After that adventure, I had two others. One was where I ended up in another book, Eclipse (which I realize is a book in your universe too). There I fought vampires and hung out with werewolves. Nothing too exciting there. I hate that book, you know that right?

Then, I went into another book called Maximum Ride, which also explains what happened to me in that cell, and why I was all… robotic and emotionless and all that great stuff. An evil doctor (this all sounds so fake, I'm sorry) by the name of Gunther-Hagen, injected some serum in me. It was supposed to make me stronger, faster, do everything better. Like I had adrenaline in my system all the time.

Except… the serum didn't work the way he'd hoped. Instead, this serum mixes with my natural adrenaline when I get too wound up, and after its amazing super-SUPER effects end, my body tries to purge itself of whatever's inside me. Meaning I throw up blood. Doesn't that sound romantic?

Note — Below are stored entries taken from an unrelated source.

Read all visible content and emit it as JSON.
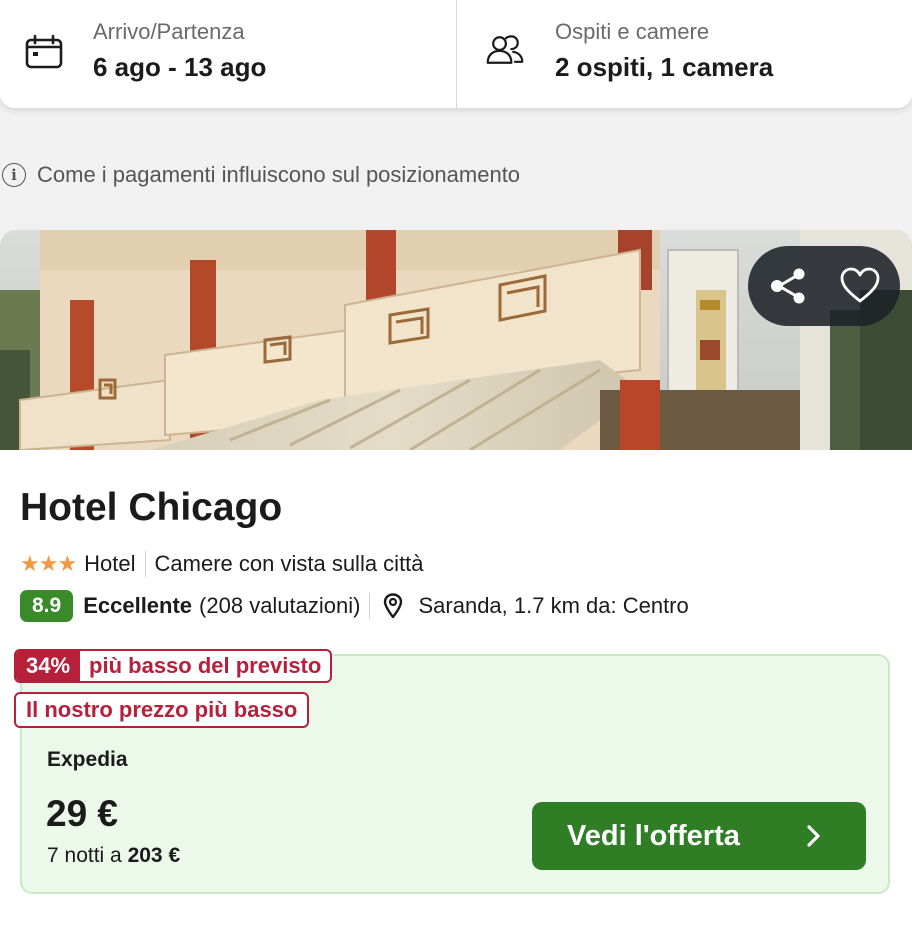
{
  "search_bar": {
    "dates": {
      "label": "Arrivo/Partenza",
      "value": "6 ago - 13 ago",
      "icon": "calendar-icon"
    },
    "guests": {
      "label": "Ospiti e camere",
      "value": "2 ospiti, 1 camera",
      "icon": "users-icon"
    }
  },
  "payment_note": {
    "text": "Come i pagamenti influiscono sul posizionamento",
    "icon": "info-icon"
  },
  "hotel": {
    "photo_icons": [
      "share-icon",
      "heart-icon"
    ],
    "name": "Hotel Chicago",
    "stars": "★★★",
    "star_count": 3,
    "type": "Hotel",
    "feature": "Camere con vista sulla città",
    "score": "8.9",
    "rating_word": "Eccellente",
    "reviews": "(208 valutazioni)",
    "location": "Saranda, 1.7 km da: Centro"
  },
  "deal": {
    "percent": "34%",
    "percent_text": "più basso del previsto",
    "lowest_text": "Il nostro prezzo più basso",
    "provider": "Expedia",
    "price": "29 €",
    "total_prefix": "7 notti a",
    "total_value": "203 €",
    "cta_label": "Vedi l'offerta"
  },
  "colors": {
    "score_green": "#3a8a2a",
    "cta_green": "#2f7d25",
    "deal_red": "#b6203a",
    "star_orange": "#f29a40",
    "offer_bg": "#ebf8ea"
  }
}
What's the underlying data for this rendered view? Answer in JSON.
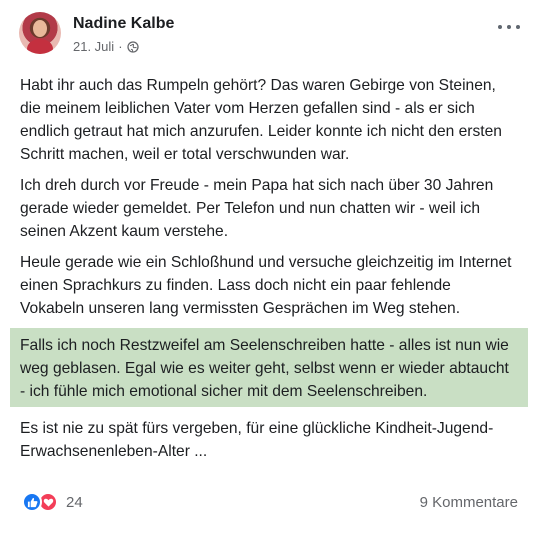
{
  "post": {
    "author": "Nadine Kalbe",
    "date": "21. Juli",
    "separator": "·",
    "audience_icon": "globe-icon",
    "paragraphs": [
      "Habt ihr auch das Rumpeln gehört?  Das waren Gebirge von Steinen, die meinem leiblichen Vater vom Herzen gefallen sind - als er sich endlich getraut hat mich anzurufen. Leider konnte ich nicht den ersten Schritt machen, weil er total verschwunden war.",
      "Ich dreh durch vor Freude - mein Papa hat sich nach über 30 Jahren gerade wieder gemeldet. Per Telefon und nun chatten wir - weil ich seinen Akzent kaum verstehe.",
      "Heule gerade wie ein Schloßhund und versuche gleichzeitig im Internet einen Sprachkurs zu finden. Lass doch nicht ein paar fehlende Vokabeln unseren lang vermissten Gesprächen im Weg stehen.",
      "Falls ich noch Restzweifel am Seelenschreiben hatte - alles ist nun wie weg geblasen. Egal wie es weiter geht, selbst wenn er wieder abtaucht - ich fühle mich emotional sicher mit dem Seelenschreiben.",
      "Es ist nie zu spät fürs vergeben, für eine glückliche Kindheit-Jugend-Erwachsenenleben-Alter ..."
    ],
    "highlight_color": "#c9dfc4"
  },
  "footer": {
    "reaction_icons": [
      "like-icon",
      "love-icon"
    ],
    "reaction_count": "24",
    "comments": "9 Kommentare"
  },
  "colors": {
    "like": "#1877f2",
    "love": "#f33e58",
    "secondary_text": "#65676b"
  }
}
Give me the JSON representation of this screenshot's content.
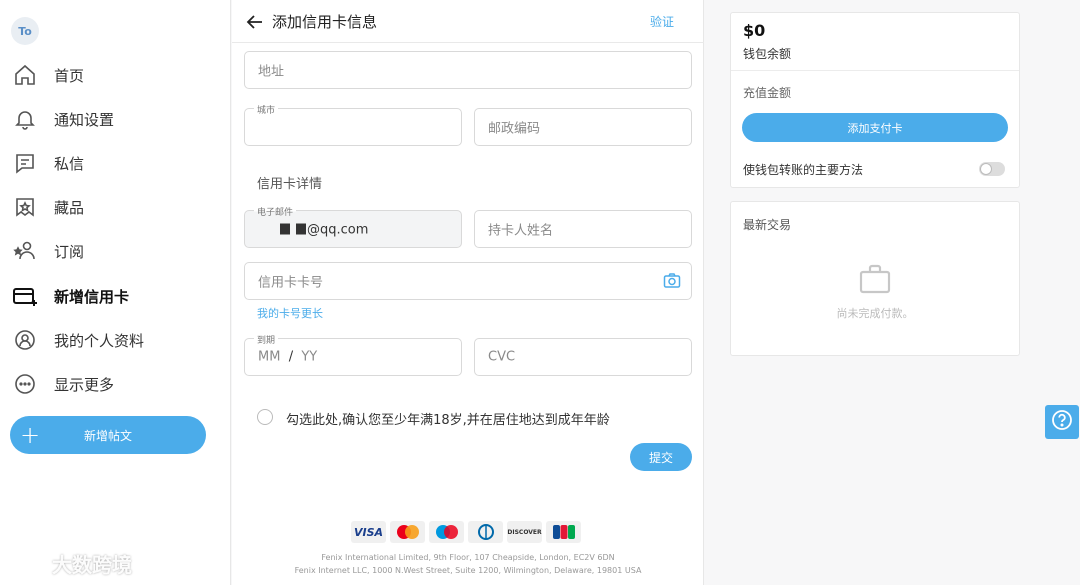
{
  "sidebar": {
    "avatar": "To",
    "items": [
      {
        "label": "首页",
        "icon": "home-icon"
      },
      {
        "label": "通知设置",
        "icon": "bell-icon"
      },
      {
        "label": "私信",
        "icon": "message-icon"
      },
      {
        "label": "藏品",
        "icon": "bookmark-icon"
      },
      {
        "label": "订阅",
        "icon": "subscriptions-icon"
      },
      {
        "label": "新增信用卡",
        "icon": "credit-card-add-icon",
        "active": true
      },
      {
        "label": "我的个人资料",
        "icon": "profile-icon"
      },
      {
        "label": "显示更多",
        "icon": "more-icon"
      }
    ],
    "new_post": "新增帖文"
  },
  "main": {
    "title": "添加信用卡信息",
    "verify": "验证",
    "address_placeholder": "地址",
    "city_label": "城市",
    "postal_placeholder": "邮政编码",
    "card_section": "信用卡详情",
    "email_label": "电子邮件",
    "email_value": "@qq.com",
    "cardholder_placeholder": "持卡人姓名",
    "card_number_placeholder": "信用卡卡号",
    "longer_card_link": "我的卡号更长",
    "expiry_label": "到期",
    "expiry_mm": "MM",
    "expiry_sep": "/",
    "expiry_yy": "YY",
    "cvc_placeholder": "CVC",
    "age_confirm": "勾选此处,确认您至少年满18岁,并在居住地达到成年年龄",
    "submit": "提交",
    "card_brands": [
      "VISA",
      "MasterCard",
      "Maestro",
      "Diners Club",
      "DISCOVER",
      "JCB"
    ],
    "footer_line1": "Fenix International Limited, 9th Floor, 107 Cheapside, London, EC2V 6DN",
    "footer_line2": "Fenix Internet LLC, 1000 N.West Street, Suite 1200, Wilmington, Delaware, 19801 USA"
  },
  "wallet": {
    "balance": "$0",
    "balance_label": "钱包余额",
    "topup_label": "充值金额",
    "add_card": "添加支付卡",
    "primary_method": "使钱包转账的主要方法"
  },
  "transactions": {
    "title": "最新交易",
    "empty": "尚未完成付款。"
  },
  "watermark": "大数跨境",
  "colors": {
    "accent": "#4bacea"
  }
}
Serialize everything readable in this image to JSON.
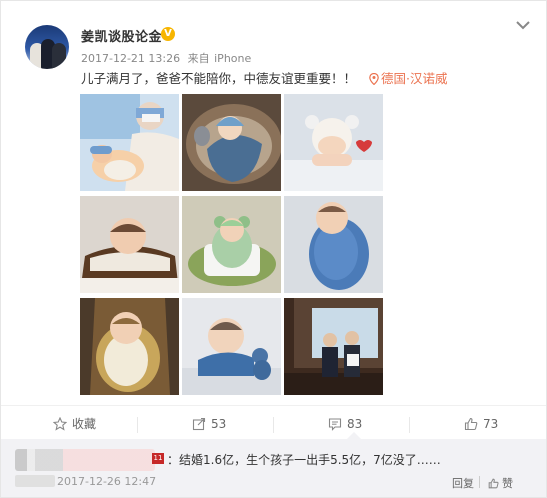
{
  "post": {
    "username": "姜凯谈股论金",
    "verified_badge": "V",
    "timestamp": "2017-12-21 13:26",
    "source_prefix": "来自",
    "source": "iPhone",
    "text": "儿子满月了，爸爸不能陪你，中德友谊更重要！！",
    "location": "德国·汉诺威"
  },
  "actions": {
    "favorite_label": "收藏",
    "repost_count": "53",
    "comment_count": "83",
    "like_count": "73"
  },
  "comment": {
    "text": "：结婚1.6亿，生个孩子一出手5.5亿，7亿没了……",
    "timestamp": "2017-12-26 12:47",
    "reply_label": "回复",
    "like_label": "赞"
  },
  "photos": [
    {
      "name": "photo-1"
    },
    {
      "name": "photo-2"
    },
    {
      "name": "photo-3"
    },
    {
      "name": "photo-4"
    },
    {
      "name": "photo-5"
    },
    {
      "name": "photo-6"
    },
    {
      "name": "photo-7"
    },
    {
      "name": "photo-8"
    },
    {
      "name": "photo-9"
    }
  ],
  "colors": {
    "location": "#eb7350",
    "badge": "#f7b500",
    "comment_bg": "#f2f2f5"
  }
}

When I came back to this world (because Jace brought me here so I could go to Jocelyn and Luke's wedding), things went out of control. All of the fighting was making me sick. I had to find a way to at least cap my emotions so I didn't have to go through all of the pain and lose all of the blood in me. I asked Magnus to put a spell on me. Little did I know the spell worked TOO well, and I became the emotionless rock you saw.

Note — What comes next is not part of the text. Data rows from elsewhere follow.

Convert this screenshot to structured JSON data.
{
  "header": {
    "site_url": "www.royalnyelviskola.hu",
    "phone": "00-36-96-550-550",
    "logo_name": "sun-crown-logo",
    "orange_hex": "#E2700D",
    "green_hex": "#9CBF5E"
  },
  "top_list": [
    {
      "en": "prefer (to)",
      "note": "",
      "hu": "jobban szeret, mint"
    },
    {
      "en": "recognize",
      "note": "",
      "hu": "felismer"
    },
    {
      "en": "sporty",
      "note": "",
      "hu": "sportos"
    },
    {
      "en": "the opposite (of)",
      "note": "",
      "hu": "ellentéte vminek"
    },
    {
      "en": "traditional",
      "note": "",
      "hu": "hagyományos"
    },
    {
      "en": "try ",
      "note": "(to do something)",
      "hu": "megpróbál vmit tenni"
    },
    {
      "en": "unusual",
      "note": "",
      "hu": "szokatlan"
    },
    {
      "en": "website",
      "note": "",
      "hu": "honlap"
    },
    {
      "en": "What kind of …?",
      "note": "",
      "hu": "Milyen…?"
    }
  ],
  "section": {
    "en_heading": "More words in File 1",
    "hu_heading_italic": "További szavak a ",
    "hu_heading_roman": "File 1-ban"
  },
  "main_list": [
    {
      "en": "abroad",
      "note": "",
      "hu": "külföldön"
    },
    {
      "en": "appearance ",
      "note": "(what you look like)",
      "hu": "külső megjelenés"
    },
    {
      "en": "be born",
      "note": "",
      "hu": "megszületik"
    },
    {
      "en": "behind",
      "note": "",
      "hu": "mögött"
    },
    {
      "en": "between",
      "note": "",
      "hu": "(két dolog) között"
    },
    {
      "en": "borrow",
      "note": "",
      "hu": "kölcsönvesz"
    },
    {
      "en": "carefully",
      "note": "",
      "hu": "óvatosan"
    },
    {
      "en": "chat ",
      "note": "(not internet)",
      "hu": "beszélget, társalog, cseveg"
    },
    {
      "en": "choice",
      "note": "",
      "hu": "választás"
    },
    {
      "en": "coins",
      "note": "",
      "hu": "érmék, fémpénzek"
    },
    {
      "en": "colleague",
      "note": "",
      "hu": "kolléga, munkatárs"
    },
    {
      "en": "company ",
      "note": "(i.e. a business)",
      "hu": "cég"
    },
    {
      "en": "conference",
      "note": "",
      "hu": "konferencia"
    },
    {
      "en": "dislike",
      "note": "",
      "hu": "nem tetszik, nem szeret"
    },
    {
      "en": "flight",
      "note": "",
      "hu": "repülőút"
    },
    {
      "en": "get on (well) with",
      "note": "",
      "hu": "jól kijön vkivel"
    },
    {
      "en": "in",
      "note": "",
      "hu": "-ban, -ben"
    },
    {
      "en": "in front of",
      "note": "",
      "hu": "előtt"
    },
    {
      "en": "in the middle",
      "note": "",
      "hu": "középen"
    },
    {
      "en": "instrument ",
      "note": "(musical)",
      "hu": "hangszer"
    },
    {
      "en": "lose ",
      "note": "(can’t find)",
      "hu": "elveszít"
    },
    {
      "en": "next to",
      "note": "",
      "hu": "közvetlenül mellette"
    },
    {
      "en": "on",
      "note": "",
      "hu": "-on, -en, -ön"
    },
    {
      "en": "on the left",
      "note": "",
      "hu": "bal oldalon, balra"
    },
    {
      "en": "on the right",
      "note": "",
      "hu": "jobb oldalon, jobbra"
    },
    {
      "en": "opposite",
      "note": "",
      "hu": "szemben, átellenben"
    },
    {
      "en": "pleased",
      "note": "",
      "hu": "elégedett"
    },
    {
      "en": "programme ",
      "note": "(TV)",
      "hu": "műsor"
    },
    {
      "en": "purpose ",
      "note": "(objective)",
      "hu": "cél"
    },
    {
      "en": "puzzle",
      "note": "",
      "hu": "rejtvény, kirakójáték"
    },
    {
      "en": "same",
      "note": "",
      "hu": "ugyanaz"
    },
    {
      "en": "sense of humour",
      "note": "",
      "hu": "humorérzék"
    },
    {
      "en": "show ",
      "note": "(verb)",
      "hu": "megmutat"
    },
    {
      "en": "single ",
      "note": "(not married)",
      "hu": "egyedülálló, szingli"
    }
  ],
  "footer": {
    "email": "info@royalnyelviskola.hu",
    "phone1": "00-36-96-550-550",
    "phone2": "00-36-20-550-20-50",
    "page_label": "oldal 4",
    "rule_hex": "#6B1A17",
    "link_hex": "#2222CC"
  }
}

But one thing you don't know, Meliorn, is that before whatever the hell did happen to me in that fight before I was knocked out (by the way, how did that even happen?), was that you made me come alive. You made me FEEL again. I'll never forget that.

I'll never forget when you came into my cell when I was dying, when the spell was turning into a curse, and you ran in. I don't… I can't… I can't put into words how that made me feel. When Magnus broke the curse, the only thing I wanted to do was kiss you.

When I came to your world, I didn't know that I would work for the Seelie Queen, or meet you, much less fall in love with you.

That's right, I said it. I think I love you. There's nothing much else to say after that.

I had to go back home. I know that when – or if – I come back, I don't expect you to have been waiting for me. That's stupid. But I didn't want to leave with you not knowing. I want you to know that my feelings for you will probably never change.

I don't want this. You have no idea how much I don't. The only thing I want is you.

So… yeah. God, I'm so stupid. You know I've never exactly had a boyfriend that I haven't kept for more than a week, right? It's because I'm always scared of the term 'boyfriend'. I'm not good at things like that. Commitment freaks me out. But with you… with you, Meliorn, it's just different. You don't make me feel like I have to watch my step. You're so proud, a bit of an ass, but also kind, ready to do things. You always kept me grounded and let me fly at the same time. You're everything I've always wanted in a guy… except you're not blonde. :) But I'll let that slide.

Okay, bad time for jokes.

I'm so, so sorry. Why is it that every time I find something good, it gets taken away from me? I sometimes think I'm one of the unluckiest people in any universe.

I wanted to go on a real date with you. Not the ones where we always end up killing stuff. I wonder what we would've done. Something magical and having to do with the people you've known and I'm in association with? Or would we have done it the mundane way? Either would have been perfect, I think.

I wanted you to know, so if I do come back, you'll know that you weren't just a game, a simple toy. You'll know that I fell in love with you when you were an ass in our first meeting, a guy that knows music, and could've showed me so many more things. We had fun in the meantime, though, didn't we?

I guess that's something I'll never know from your side. But you'll know that I did, right?